An extremely important book, penned by an anonymous Huguenot author of the late 16th century, which lays out a detailed biblical case for principled resistance to tyrants. While this text was a very influential one for the American Founding Fathers, the author’s detailed analysis of medieval political structures and constitutions far pre-dating his own time, in conjunction with the biblical exposition, is very illuminating and firmly establishes that the relevant principles have very deep roots indeed – certainly they were not concocted whole cloth on this side of the pond in 1776!
This is a good book about political theology or theological politics. Brutus looks at the Old Testament example of kingship and how it was instituted by God through the popular consent of the people of Israel.
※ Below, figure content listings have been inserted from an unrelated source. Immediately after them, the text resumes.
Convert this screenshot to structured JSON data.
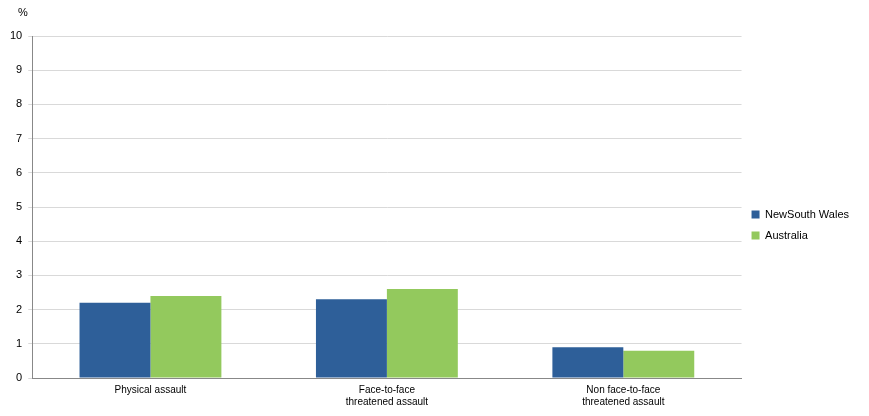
{
  "chart_data": {
    "type": "bar",
    "ylabel": "%",
    "categories": [
      "Physical assault",
      "Face-to-face\nthreatened assault",
      "Non face-to-face\nthreatened assault"
    ],
    "series": [
      {
        "name": "NewSouth Wales",
        "color": "#2e5f99",
        "values": [
          2.2,
          2.3,
          0.9
        ]
      },
      {
        "name": "Australia",
        "color": "#93c95d",
        "values": [
          2.4,
          2.6,
          0.8
        ]
      }
    ],
    "ylim": [
      0,
      10
    ],
    "yticks": [
      0,
      1,
      2,
      3,
      4,
      5,
      6,
      7,
      8,
      9,
      10
    ],
    "grid": true,
    "legend": "right"
  }
}
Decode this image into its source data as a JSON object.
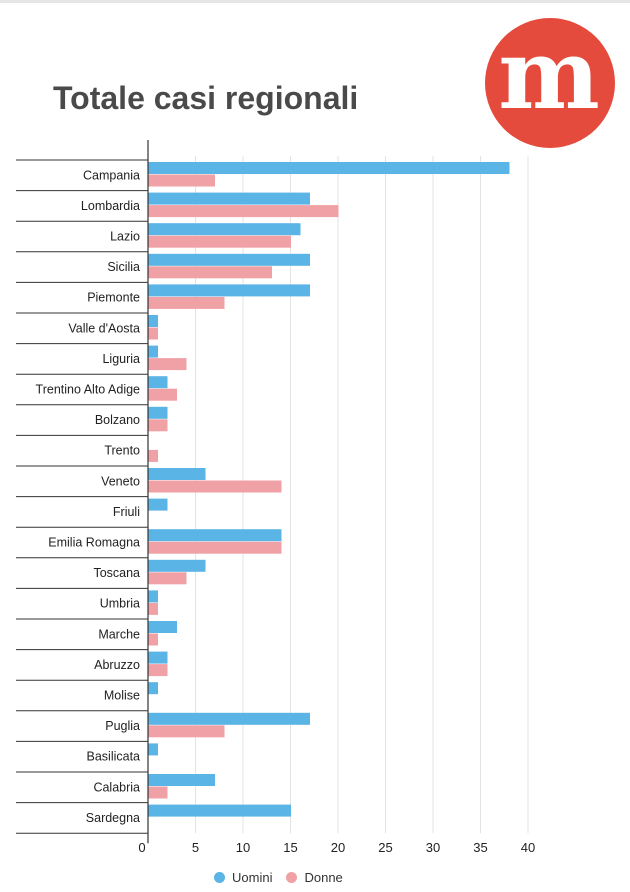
{
  "chart_data": {
    "type": "bar",
    "orientation": "horizontal",
    "title": "Totale casi regionali",
    "categories": [
      "Campania",
      "Lombardia",
      "Lazio",
      "Sicilia",
      "Piemonte",
      "Valle d'Aosta",
      "Liguria",
      "Trentino Alto Adige",
      "Bolzano",
      "Trento",
      "Veneto",
      "Friuli",
      "Emilia Romagna",
      "Toscana",
      "Umbria",
      "Marche",
      "Abruzzo",
      "Molise",
      "Puglia",
      "Basilicata",
      "Calabria",
      "Sardegna"
    ],
    "series": [
      {
        "name": "Uomini",
        "color": "#5ab4e5",
        "values": [
          38,
          17,
          16,
          17,
          17,
          1,
          1,
          2,
          2,
          0,
          6,
          2,
          14,
          6,
          1,
          3,
          2,
          1,
          17,
          1,
          7,
          15
        ]
      },
      {
        "name": "Donne",
        "color": "#f0a1a5",
        "values": [
          7,
          20,
          15,
          13,
          8,
          1,
          4,
          3,
          2,
          1,
          14,
          0,
          14,
          4,
          1,
          1,
          2,
          0,
          8,
          0,
          2,
          0
        ]
      }
    ],
    "xlim": [
      0,
      40
    ],
    "xticks": [
      "0",
      "5",
      "10",
      "15",
      "20",
      "25",
      "30",
      "35",
      "40"
    ],
    "grid": true,
    "legend_position": "bottom"
  },
  "logo": {
    "letter": "m",
    "color": "#e54b3c",
    "icon": "m-logo-icon"
  }
}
Also, the King had God’s law and the civil law as restraints on his power. Any King who breaks divine law or civil law may justly be resisted by the lesser magistrates. This book helped lay the foundation for the lawful revolution in the United States. Excellent read! Bravo for Canon Press making it available.
If you ever thought to yourself "man I wish someone would write a book that mixed 'bondage of the will' and 'the federalist papers' into a book that proves something I already take for granted", well then do I have a book for you! This bad boy is 216 glorious pages of explaining that it's mostly okay to kill tyrants. Mostly. 10/10 would read again if I ever found myself trying to explain to a young, time-traveling, George Washington that it was indeed okay to fight ol' Georgie-boy!
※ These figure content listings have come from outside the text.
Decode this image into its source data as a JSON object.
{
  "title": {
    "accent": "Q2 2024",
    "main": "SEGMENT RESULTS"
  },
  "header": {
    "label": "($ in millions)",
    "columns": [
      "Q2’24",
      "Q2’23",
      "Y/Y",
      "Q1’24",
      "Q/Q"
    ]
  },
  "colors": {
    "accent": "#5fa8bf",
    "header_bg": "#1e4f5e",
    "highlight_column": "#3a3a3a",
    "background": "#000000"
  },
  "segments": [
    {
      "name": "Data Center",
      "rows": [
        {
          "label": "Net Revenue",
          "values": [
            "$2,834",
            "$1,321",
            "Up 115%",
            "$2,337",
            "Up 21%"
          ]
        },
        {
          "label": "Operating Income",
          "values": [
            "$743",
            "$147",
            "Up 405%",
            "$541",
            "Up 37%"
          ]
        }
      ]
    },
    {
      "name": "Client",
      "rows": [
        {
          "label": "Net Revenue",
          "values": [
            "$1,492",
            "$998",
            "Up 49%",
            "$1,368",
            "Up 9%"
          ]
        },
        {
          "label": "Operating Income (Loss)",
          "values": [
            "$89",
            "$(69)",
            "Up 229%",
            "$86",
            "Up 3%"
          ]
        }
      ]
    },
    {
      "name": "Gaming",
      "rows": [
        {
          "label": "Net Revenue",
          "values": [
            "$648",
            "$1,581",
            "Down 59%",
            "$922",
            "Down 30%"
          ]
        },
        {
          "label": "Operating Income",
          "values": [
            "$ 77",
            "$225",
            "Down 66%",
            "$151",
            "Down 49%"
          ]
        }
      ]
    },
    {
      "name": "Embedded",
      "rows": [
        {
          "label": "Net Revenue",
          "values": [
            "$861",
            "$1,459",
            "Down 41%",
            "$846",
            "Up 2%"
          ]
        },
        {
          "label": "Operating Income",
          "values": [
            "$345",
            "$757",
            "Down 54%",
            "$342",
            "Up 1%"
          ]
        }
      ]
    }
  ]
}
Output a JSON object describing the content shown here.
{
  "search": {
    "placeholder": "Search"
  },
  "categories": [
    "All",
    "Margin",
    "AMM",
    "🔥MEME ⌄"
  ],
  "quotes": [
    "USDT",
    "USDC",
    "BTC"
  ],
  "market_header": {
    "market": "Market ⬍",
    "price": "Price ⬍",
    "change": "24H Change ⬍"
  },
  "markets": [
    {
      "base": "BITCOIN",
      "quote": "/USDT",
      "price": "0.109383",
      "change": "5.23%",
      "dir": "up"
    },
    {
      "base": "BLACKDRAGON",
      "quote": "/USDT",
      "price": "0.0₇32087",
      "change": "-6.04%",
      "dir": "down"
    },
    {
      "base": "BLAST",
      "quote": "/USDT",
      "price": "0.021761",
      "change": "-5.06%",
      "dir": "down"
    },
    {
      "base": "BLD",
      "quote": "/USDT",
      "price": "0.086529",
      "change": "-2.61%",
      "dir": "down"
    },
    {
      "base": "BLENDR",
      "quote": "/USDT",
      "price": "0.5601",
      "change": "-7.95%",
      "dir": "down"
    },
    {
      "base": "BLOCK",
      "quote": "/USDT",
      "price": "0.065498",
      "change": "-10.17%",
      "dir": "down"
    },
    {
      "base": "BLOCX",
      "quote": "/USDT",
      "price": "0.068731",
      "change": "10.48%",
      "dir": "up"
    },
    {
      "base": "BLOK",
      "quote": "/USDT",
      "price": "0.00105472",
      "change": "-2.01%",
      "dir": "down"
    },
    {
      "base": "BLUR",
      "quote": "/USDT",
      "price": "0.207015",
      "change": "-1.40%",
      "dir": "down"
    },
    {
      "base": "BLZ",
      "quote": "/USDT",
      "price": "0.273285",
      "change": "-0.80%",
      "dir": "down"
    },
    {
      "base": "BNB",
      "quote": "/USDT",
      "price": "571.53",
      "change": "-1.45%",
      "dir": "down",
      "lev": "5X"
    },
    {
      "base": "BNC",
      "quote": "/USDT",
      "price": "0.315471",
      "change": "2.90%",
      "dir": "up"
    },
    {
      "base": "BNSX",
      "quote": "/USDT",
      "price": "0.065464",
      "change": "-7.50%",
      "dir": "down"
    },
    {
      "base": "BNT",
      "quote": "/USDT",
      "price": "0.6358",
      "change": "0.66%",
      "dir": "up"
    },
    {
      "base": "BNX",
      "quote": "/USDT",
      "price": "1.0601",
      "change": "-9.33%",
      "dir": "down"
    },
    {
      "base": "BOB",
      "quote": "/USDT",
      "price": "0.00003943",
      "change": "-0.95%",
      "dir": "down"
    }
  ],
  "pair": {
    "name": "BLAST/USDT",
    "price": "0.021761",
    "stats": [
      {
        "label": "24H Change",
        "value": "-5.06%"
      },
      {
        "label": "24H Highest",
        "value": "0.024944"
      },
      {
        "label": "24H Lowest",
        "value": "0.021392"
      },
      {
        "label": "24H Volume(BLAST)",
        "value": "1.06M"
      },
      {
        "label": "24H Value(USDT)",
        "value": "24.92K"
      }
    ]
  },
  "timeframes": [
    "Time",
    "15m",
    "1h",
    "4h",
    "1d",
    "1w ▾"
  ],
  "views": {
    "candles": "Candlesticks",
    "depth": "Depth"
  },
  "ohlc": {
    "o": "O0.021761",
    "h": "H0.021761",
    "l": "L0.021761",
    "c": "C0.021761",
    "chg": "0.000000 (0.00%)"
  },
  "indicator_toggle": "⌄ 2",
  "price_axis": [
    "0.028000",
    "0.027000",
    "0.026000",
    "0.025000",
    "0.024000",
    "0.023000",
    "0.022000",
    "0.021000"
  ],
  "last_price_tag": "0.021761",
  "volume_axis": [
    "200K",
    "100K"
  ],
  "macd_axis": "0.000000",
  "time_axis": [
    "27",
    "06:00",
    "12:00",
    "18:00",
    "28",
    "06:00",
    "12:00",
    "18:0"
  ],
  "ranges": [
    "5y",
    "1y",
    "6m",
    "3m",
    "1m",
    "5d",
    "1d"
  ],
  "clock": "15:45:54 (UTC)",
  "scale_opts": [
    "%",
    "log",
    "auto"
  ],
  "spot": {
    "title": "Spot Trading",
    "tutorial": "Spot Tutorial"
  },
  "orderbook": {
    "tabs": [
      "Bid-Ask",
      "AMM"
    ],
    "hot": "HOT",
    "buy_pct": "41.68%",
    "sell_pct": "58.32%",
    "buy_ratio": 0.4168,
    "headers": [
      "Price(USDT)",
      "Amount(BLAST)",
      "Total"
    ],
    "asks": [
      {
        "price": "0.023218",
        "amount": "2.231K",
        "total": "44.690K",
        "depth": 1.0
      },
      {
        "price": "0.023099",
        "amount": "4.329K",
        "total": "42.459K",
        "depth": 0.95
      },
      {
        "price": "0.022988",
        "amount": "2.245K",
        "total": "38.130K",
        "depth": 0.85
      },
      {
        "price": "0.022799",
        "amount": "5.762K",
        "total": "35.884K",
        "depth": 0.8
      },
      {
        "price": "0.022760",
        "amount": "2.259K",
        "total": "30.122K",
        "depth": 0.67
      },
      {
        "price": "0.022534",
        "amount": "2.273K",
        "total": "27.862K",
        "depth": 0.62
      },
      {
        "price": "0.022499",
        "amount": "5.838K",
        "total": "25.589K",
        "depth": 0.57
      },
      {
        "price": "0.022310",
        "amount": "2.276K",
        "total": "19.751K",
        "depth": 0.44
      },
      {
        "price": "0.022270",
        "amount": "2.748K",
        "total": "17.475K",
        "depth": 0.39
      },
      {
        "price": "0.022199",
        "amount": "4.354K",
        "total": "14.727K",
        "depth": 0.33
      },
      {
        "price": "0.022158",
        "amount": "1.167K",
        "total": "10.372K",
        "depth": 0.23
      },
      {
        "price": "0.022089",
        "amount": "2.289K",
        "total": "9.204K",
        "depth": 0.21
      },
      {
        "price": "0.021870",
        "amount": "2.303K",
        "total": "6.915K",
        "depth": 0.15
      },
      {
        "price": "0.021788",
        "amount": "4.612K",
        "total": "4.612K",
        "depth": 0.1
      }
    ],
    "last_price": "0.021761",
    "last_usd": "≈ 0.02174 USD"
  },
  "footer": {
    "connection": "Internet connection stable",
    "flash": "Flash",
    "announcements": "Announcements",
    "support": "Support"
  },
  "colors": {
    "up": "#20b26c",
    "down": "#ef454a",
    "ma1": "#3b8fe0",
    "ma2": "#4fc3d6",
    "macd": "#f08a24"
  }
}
The only reason I dont give this 5 stars is due to the highly repetitive nature of the Chapter "Whether the King be Usufructor of the Kingdom." in that chapter, the author (or authors) reiterate everything they had explained already while providing further evidence to support their beliefs. Other than that, this book provides the correct framework to correctly understand a Christian's obligations to their government. Highly recommend especially for anyone trying to understand Romans 13.
This as a must read. If you could have one mantle’s-worth of books, this needs to have a place among them.
Coming from the 1500s, this book has lost none of its potency and relevancy. If anything, the current news makes it that much more of a necessary read.
So read it. Toss it around with your peers and some whiskey.
This book is a must-read for every student seeking to graduate high school. Every citizen and seeker of public office ought to regularly refresh their minds with the Scriptural principles of government as stated in this work. I recommend this to everyone questioning the role and nature of government and how it ought to work.
Excellent tract and treatment of the doctrine of the lesser magistrates. It was difficult for me to read as I am not accustomed to reading the classics but well worth the effort. I one day hope that my arguments be so saturated in scripture and history rather than mere persuasion as the authors arguments were.
This is one of the most difficult to understand books I have ever read. I really struggled to follow the flow of the arguments in this book. I have read other books from this time: I think it is the translation. I hope the translation is updated someday - it seems like a good book.
Very well written. Cool to see Federalism defended as a Christian doctrine before Federalism was named and used by the Americans. Very good defense for acts like the American Revolution as well. Thank you lesser magistrate George Washington.